The history of dance covers such large period, that is is not strange that some traditional dances created centuries ago have gone through changes and morphed into new dance forms that are today enjoyed by millions of dancers from all around the world. One of such dances that went through its share of adaptations and changes is Square Dance, originally conceived in the 17th century England and heavily danced all across countries such as France, Spain, Germany, and Italy.
However, even though this dance changed throughout the centuries, its main form was not touched. The square dance represents specially choreographed a dance that includes four active dance couples who are arranged in a square and are all facing toward the center of the square. While traditional European form received much attention in the past, the modern audiences have accepted that the most popular form of square dance originates in the western United States and is closely connected with the culture of Cowboys and the country-western lifestyle.
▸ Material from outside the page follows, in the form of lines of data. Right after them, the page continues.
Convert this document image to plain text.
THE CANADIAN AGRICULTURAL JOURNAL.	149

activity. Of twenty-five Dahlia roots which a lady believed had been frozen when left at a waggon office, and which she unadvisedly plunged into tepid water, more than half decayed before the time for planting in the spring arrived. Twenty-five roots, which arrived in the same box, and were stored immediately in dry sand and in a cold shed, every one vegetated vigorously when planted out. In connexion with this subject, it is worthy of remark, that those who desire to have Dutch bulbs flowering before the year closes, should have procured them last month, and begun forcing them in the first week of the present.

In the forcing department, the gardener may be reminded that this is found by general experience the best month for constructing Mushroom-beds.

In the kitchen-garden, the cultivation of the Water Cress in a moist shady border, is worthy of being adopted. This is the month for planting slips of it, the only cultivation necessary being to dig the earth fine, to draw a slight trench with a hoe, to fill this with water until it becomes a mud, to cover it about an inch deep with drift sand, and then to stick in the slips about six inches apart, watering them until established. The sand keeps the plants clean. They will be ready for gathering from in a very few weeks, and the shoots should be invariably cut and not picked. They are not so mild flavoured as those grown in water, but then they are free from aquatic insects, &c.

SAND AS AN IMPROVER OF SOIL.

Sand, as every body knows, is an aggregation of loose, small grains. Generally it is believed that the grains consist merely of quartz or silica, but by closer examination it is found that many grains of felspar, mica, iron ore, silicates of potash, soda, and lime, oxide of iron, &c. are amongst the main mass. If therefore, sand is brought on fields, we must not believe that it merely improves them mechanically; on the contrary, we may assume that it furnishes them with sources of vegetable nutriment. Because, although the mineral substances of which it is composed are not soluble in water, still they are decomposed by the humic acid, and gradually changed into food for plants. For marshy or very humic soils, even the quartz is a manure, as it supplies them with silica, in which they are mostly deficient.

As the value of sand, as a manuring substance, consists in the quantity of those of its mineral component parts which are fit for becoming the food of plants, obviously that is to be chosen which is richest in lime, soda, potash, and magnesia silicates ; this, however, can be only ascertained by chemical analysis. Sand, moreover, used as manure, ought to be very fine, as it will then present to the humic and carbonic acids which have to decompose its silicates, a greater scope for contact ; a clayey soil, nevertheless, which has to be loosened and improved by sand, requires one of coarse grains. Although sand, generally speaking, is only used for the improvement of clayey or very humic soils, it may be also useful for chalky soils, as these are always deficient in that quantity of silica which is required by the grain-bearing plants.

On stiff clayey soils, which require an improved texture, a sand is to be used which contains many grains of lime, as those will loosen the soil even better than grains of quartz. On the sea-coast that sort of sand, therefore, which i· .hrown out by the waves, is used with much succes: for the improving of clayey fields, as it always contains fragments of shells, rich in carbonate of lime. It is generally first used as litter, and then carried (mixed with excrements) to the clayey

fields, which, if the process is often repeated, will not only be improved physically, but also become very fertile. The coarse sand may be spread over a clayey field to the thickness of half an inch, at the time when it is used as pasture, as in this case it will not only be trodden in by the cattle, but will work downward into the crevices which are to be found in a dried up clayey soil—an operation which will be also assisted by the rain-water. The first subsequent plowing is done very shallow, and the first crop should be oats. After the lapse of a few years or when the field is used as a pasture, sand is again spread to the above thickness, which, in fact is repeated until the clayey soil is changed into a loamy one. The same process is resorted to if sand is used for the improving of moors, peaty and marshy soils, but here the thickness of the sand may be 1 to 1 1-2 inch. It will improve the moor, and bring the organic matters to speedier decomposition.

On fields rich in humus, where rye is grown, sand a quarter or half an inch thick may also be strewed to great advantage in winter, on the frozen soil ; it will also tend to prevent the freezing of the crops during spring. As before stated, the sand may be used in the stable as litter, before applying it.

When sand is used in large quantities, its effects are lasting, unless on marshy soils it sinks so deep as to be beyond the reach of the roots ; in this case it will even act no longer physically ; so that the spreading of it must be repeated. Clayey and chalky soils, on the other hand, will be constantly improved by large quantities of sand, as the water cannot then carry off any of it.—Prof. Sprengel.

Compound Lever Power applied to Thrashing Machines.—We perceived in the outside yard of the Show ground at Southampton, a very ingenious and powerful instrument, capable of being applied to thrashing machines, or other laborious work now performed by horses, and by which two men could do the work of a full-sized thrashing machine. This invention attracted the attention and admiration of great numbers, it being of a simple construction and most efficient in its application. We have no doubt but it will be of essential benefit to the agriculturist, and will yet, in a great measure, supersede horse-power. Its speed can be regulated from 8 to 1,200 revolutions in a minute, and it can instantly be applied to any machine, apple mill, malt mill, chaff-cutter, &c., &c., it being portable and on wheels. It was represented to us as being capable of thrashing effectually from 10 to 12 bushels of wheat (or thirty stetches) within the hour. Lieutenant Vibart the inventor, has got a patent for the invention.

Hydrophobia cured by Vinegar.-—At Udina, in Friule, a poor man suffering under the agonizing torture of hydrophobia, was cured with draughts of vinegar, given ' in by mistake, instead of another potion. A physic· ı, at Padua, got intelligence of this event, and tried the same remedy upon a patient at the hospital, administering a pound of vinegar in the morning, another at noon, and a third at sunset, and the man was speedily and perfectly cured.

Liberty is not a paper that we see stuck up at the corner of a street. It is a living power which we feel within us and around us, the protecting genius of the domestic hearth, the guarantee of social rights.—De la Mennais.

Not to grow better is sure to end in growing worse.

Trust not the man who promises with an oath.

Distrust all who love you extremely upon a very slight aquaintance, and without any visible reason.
As many other dances, square dance arrived into the United States during the 19th century, but it gained its wide popularity during middle of 20th century when square dance became separated into two distinct North American types – Traditional square dance that covered all dances from all regions where specific dance routines were used, and Modern Western square dance that evolved from the “cowboy dance”. The United States and many other international square dances rely on the “caller”, a main pair of dancers who control the flow of dance and can “call” for next set of moves.
While the majority of square dances routines danced all around the world demand participation of exactly four pairs of dancers that are arranged in square positions, there also exist a wide variety of square dance variations that allow for inclusions of other dancers and dance routines. For example, square dance can be danced with additional person in the middle of the square (known as Ninepins variation), one extra dance couple in the middle (Winter Solstice), additional couples in head positions (Hexitation), additional lady on each side of the square (Twelve Reel), six couples arranged in hexagon positions (Hexagon dancing, regarded as an advanced technique for experienced dancers), and most advanced variation called Bigon that has 4 dancers arranged in a square. Other non-common variations include additions such as switching partners during the dance, mid-dance changes in tempo or music genre, “gimmick” moves that are used during specific songs, and more.